Five reasons why Malaysia is not in trouble

  • Business
  • Thursday, 20 Mar 2014

KUALA LUMPUR: Malaysia is better prepared to manage another global financial crisis due to its sound economic and financial structure as well as the availability of a strong surveillance mechanism, according to Bank Negara governor Tan Sri Dr Zeti Akhtar Aziz.

“Reforms that we have implemented since the 1997/98 Asian Financial Crisis have improved the resilience of our financial system tremendously so much so that we are now better able to manage any global financial market volatility,” Zeti told reporters during a press briefing in conjunction with the release of Bank Negara’s 2013 annual report.

“Whether we will have another financial crisis or not is beyond our control,” Zeti said, adding that the country would be better able to manage risks should another financial crisis occur.

She said conditions for the financial system had improved while the global economy was on a steady recovery path.

“This recovery is going to be modest and it will happen very gradually over a number of years,” Zeti said, adding that the global economy and financial system remained vulnerable to setbacks that could undermine its recovery process.

“But I believe the recent global financial crisis that happened in 2007/08 has put forth many lessons that we can learn ,” Zeti said in response to a question on whether Malaysia was prepared for another financial crisis.

Recently, former Prime Minister Tun Dr Mahathir Mohamad had said that Malaysia should be prepared for another financial crisis.

Towards this end, Zeti outlined reforms in five key areas that have played a part in strengthening the country’s economy.

“First, our economic structure has changed.

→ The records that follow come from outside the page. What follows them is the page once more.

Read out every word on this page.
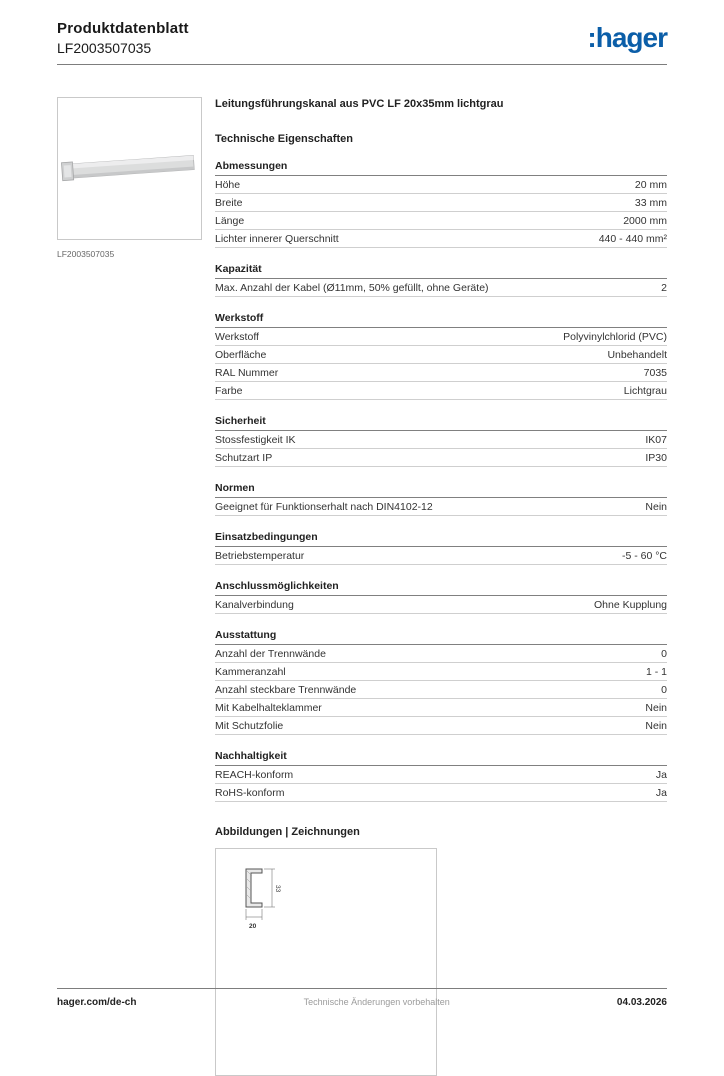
Produktdatenblatt
LF2003507035	:hager
LF2003507035
Leitungsführungskanal aus PVC LF 20x35mm lichtgrau
Technische Eigenschaften
Abmessungen
Höhe	20 mm
Breite	33 mm
Länge	2000 mm
Lichter innerer Querschnitt	440 - 440 mm²
Kapazität
Max. Anzahl der Kabel (Ø11mm, 50% gefüllt, ohne Geräte)	2
Werkstoff
Werkstoff	Polyvinylchlorid (PVC)
Oberfläche	Unbehandelt
RAL Nummer	7035
Farbe	Lichtgrau
Sicherheit
Stossfestigkeit IK	IK07
Schutzart IP	IP30
Normen
Geeignet für Funktionserhalt nach DIN4102-12	Nein
Einsatzbedingungen
Betriebstemperatur	-5 - 60 °C
Anschlussmöglichkeiten
Kanalverbindung	Ohne Kupplung
Ausstattung
Anzahl der Trennwände	0
Kammeranzahl	1 - 1
Anzahl steckbare Trennwände	0
Mit Kabelhalteklammer	Nein
Mit Schutzfolie	Nein
Nachhaltigkeit
REACH-konform	Ja
RoHS-konform	Ja
Abbildungen | Zeichnungen
33
20
hager.com/de-ch	Technische Änderungen vorbehalten	04.03.2026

It is now more balanced, as domestic demand has become the driver of growth. If there are major economic contractions due to global developments as we have seen in recent years, our growth would be modest, but we could stay on a steady growth path,” she said.

Second, the financial system has become more resilient with stronger banks.

“Previously, we had a fragmented banking system. Now, our banks are well-capitalised; they are much larger and are certainly less vulnerable to the various kinds of shocks that we could experience,” she said.

Zeti said the third fundamental change would be the central bank having a wider range of powers and instruments at its disposal to address contagion risks.

“We have the power now not only to address risks that arise from those sectors that are regulated directly by us, but also other non-bank sectors that contribute to build-up in excesses in the financial system,” she said, noting that policymakers had drawn many lessons from the United States and European experience in the wake of the global financial crisis.

“When we see something happening in one segment of the financial system, we quickly address it, taking into account the contagion and knock-on effects,” she noted.

The fourth area relates to having in place an integrated regional crisis management framework that puts policymakers in a constant state of readiness and prepares them for any eventuality, including better assessment of risks and implementing pre-emptive measures.

Zeti disclosed that under the framework, Bank Negara and its counterparts in the region had many simulations of unanticipated events, and a command and recovery centre to tackle various risks.

Lastly, the country’s primary and secondary bond markets have deepened since the Asian financial crisis.

“Before the 1997/98 Asian Financial Crisis, the bond market accounted for only about 35% of gross domestic product (GDP). Now, it accounts for 108% of GDP,” she said, adding that Malaysia currently had the largest bond market in South-East Asia, with 50% of its bond market being made up of corporate bond issuance and the remainder syariah-compliant or sukuk issuances.

“Finally, we have some degree of confidence in being able to pre-emptively manage any risk of a crisis which is beyond our control because our surveillance mechanism has been strengthened immensely over the years,” Zeti said.

The surveillance mechanism extended not only nationwide but also across Asia, Zeti said adding: “We have a regional surveillance mechanism in place so that we can understand very early on what the risks are to our economy and financial stability. We have communications with our counterparts on a weekly or regular basis to analyse the risks that we could be facing,” she said.